Political opponents of Chick-fil-A’s stance on gay marriage seem to be having trouble with upholding the limits of government that they are supposed to represent. The fast food company stirred up controversy recently when on July 2, gay rights advocacy group Equality Matters published a report detailing some $2 million in donations Chick-fil-A gave to anti-gay marriage groups. The same day the report was published, Chick-fil-A’s President Dan Cathy stated that his company is “guilty as charged” when asked if the organization supported the biblical definition of marriage. This nonchalant statement has evoked criticism from several political officials who are not too happy with the company speaking its mind. Mayor Thomas M. Menino of Boston said he does not want the company in his city, stating that “unless they open up their policies,” it might be hard for Chick-fil-A to get the necessary licenses needed to operate in the Boston area. Menino is joined by mayor of Chicago, Rahm Emanuel and Chicago Alderman Proco Joe Moreno, who have both voiced opposition to Chick-fil-A operating within the city unless it changes its stance. Within this dialog exists an intrinsic problem of defining what powers government officials have.

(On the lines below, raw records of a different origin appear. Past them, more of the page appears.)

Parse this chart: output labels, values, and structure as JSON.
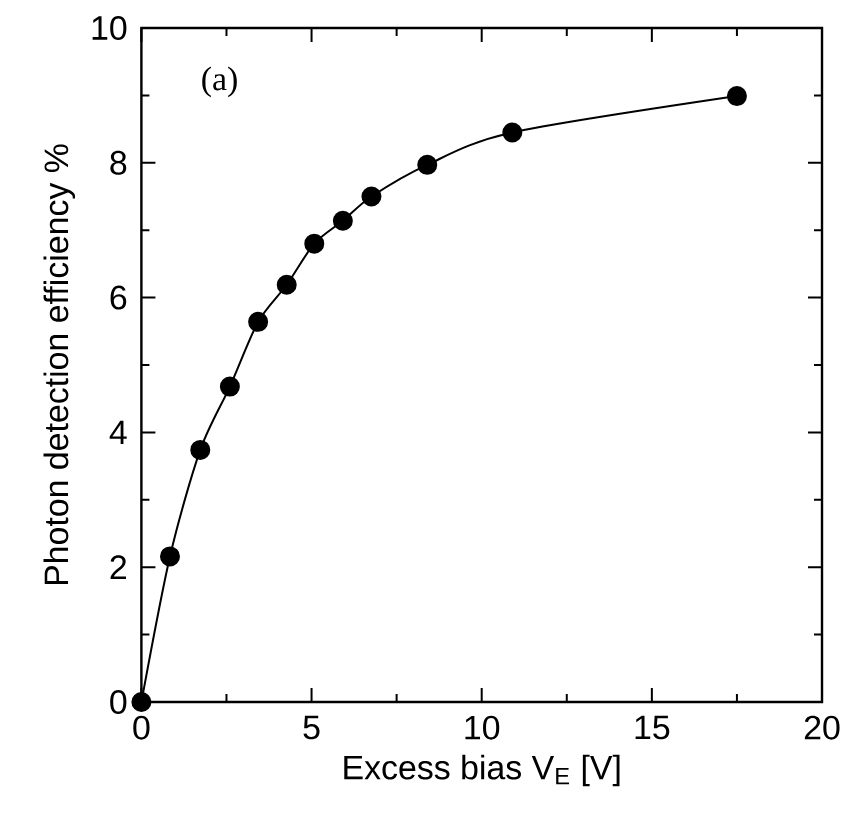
{
  "chart_data": {
    "type": "line",
    "xlabel": "Excess bias V$_{E}$ [V]",
    "ylabel": "Photon detection efficiency %",
    "annotations": [
      "(a)"
    ],
    "x": [
      0,
      0.84,
      1.73,
      2.6,
      3.43,
      4.27,
      5.08,
      5.92,
      6.76,
      8.4,
      10.9,
      17.5
    ],
    "series": [
      {
        "color": "#000000",
        "values": [
          0,
          2.16,
          3.74,
          4.68,
          5.64,
          6.19,
          6.8,
          7.14,
          7.5,
          7.97,
          8.45,
          8.99
        ]
      }
    ],
    "xlim": [
      0,
      20
    ],
    "ylim": [
      0,
      10
    ],
    "xticks": [
      0,
      5,
      10,
      15,
      20
    ],
    "yticks": [
      0,
      2,
      4,
      6,
      8,
      10
    ],
    "marker": "circle",
    "line_style": "solid"
  }
}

These elected officials seem paradoxical in the sense that they are discriminating against a private corporation for its private views. It seems like an abuse of government power for these public officials to punish a private corporation by threatening to keep it from engaging in business. Chick-fil-A’s president, and to a larger extent the company as whole, has the right to express its views on gay marriage just like any other citizen in this country. These pubic officials threatening to block Chick-fil-A’s presence in the free market is a case of irresponsible government. Just because the officials do not like Chick-fil-A’s stance does not make it justifiable for them use their powers to keep the business from operating in their municipalities. This is an issue of procedure rather than one based on morality. The government is not designed to work against the First Amendment in the way it is playing out in this case. The idea of res ipsa loquitur, or “let the thing speak for itself,” comes up in this controversy. Government officials should let Chick-fil-A’s statement speak for itself in the forum of public opinion where the consumer, not the government, decides what is acceptable. Government is the representation of public will and should not be mistaken with the spirit of law represented in the Constitution. A murky precedent is being set when public officials threaten an organization because of what it believes in. Chick-fil-A should be able to operate where they please, regardless of its private political views which are protected by the Constitution.

As for the issue of gay marriage in general, there is a return to the idea of res ipsa loquitur in the public forum. We as a nation have conflicting views as to what defines marriage and are nowhere close to figuring out what is the right answer. Same-sex couples should have access to the legal benefits of marriage, but not the same title of being married. I have no qualms about same-sex couples but do not agree with granting the title of marriage to couples because of tradition and other personal beliefs. Upholding the right to express private beliefs should not be punished like public officials in Boston and Chicago are threatening to do. It is your right as an American citizen to believe in what you want without fear of punishment, plain and simple.